Red, White, and Bruised New York City's economy was hit to the core, but will rebound.
By Cait Murphy Reporter Associates Julie Schlosser, Michael Chen

(FORTUNE Magazine) – A month after terrorists destroyed the Twin Towers, it's far from business as usual in lower Manhattan. Car traffic is still limited, and the pedestrians on whom most small businesses relied aren't shopping; more often the streets are filled with gawkers. When Maiden Lane, a narrow street that dead-ends into Ground Zero, is closed, Peter Muscat gets no customers at his liquor shop. Many of lower Manhattan's 14,000 businesses are in the same dire straits. "We were closed for about ten days," says Marvin Rafeld of Fourteen Wall Street Jewelers. "We reopened, and it was dismal. There's no other word for it."

New York was already shaky economically when the hijackers struck. Unemployment rose from 5% to 5.8% in August, and growth lagged to its slowest rate since 1994. Then came Sept. 11. "Basically," says James Parrott, chief economist at the Fiscal Policy Institute, "New York lost a year's worth of growth. You have to go back to the Depression to get an effect that pronounced."

A few grim numbers amplify that assessment. The hotel industry has laid off 3,500 people. Wall Street lost $160 million in trading commissions alone. The cost of just the physical destruction could reach $34 billion. More than 100,000 people will lose their jobs because of the terrorists. Those who cannot find new jobs will turn to the city for relief, at a time when its budget deficit was projected to balloon to $3.3 billion in fiscal 2002, and $2.8 billion a year from 2003 through 2005. (For a portrait of the U.S. economic situation, see "War and Recession.")

Yet the truly remarkable thing is that New York can take it. There are far more reasons to be optimistic than gloomy about the city's recovery. With a gross city product of $373 billion, New York is coming off some of the best years in its history. Even bond traders, hardly the fuzziest sorts, seem to think so. On Oct. 2 the city sold its first bonds since the disaster; in an unmistakable vote of confidence (or patriotism), the $1 billion issue was oversubscribed in two hours. The city's credit rating is solid. Broadway is back, with sales and attendance for the week ending Oct. 7 higher than for the week before the attack. Hotels, which were more than half empty in the aftermath of the attack, are now about two-thirds full--the highest occupancy rate in the country. Amazingly, in only 15 trading days in September, the New York Stock Exchange set a monthly record for volume.

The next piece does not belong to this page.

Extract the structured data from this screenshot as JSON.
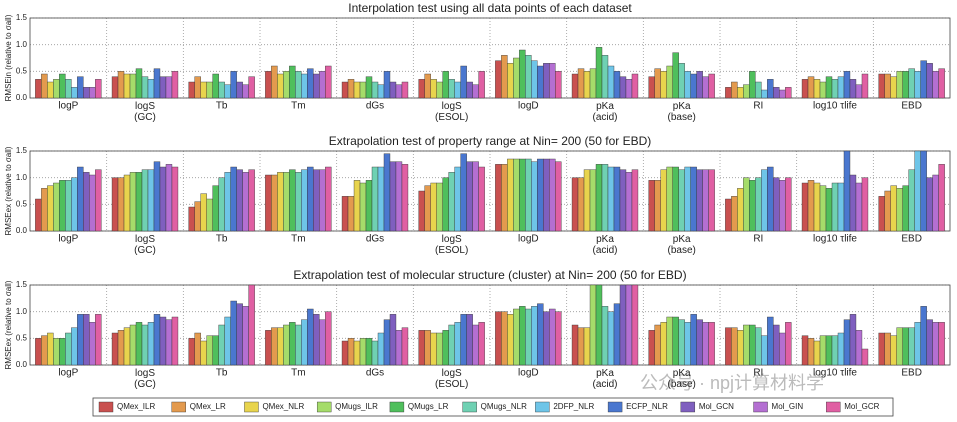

As for Wall Street, the early indication is that financial services will stick with the city. Of the 45,000 securities workers displaced by the Sept. 11 events, 25,000 were relocated in Manhattan by mid-October. Many will stay in midtown even after the rubble is cleared downtown, and more back-office work will be shipped to New Jersey--trends that have been discernible for years. Manhattan will lose jobs but will continue to be the core of the global economy.

Most important, New York hasn't lost the attitude that made it the city the rest of America loved to hate. New York is New York because it attracts many of the smartest in fields ranging from abstract art to zoology. The city would be in real trouble if it began to experience an exodus. That's not happening. Real estate is holding steady, and in a deeply unscientific but nevertheless thought-provoking survey of immigrant communities along the No. 7 subway line, which runs from Times Square to the outer reaches of Queens, few reported second thoughts about choosing New York as a place to live. Says Lee Koo Tang, a 45-year-old grocer born in Korea: "New York is my city, and my family is used to everything here. Why should I leave?"

So how long will it take for New York to return to something resembling normality? After the 1994 earthquake in Los Angeles, which caused $40 billion in damage, the city was on its way back in a matter of months--in large part due to federal aid. New York has been promised $17.5 billion and will probably get more (but not the outrageous $54 billion it requested); the payment of $21 billion in insurance claims will provide another fiscal boost. But Sept. 11 was a man-made disaster, notes Felix Rohatyn, who played a key role in helping the city recover from its self-inflicted fiscal wounds in the 1970s, and that carries a psychological cost that makes drawing parallels difficult. "Tell me what is going to happen in Afghanistan and what the national economy is going to do and when people will start to fly, and I'll tell you how long for recovery," he says. "The notion of predicting anything is unrealistic."

On the ground in lower Manhattan, normality still feels far away. "This is a federal crime scene," notes Kathryn Wylde, president of the New York City Partnership, an agency that draws business into the city. "It still smells of smoke, and people go around with masks on their faces." Wylde's momentum is stalled when her car is stopped at a police checkpoint. Barely skipping a beat, she goes on, "Half the businesses still don't have telecoms, and there is no schedule for when they will." As if to punctuate her tale of woe, police stop her again. "Downtown will be vibrant again.... It just feels hard right now."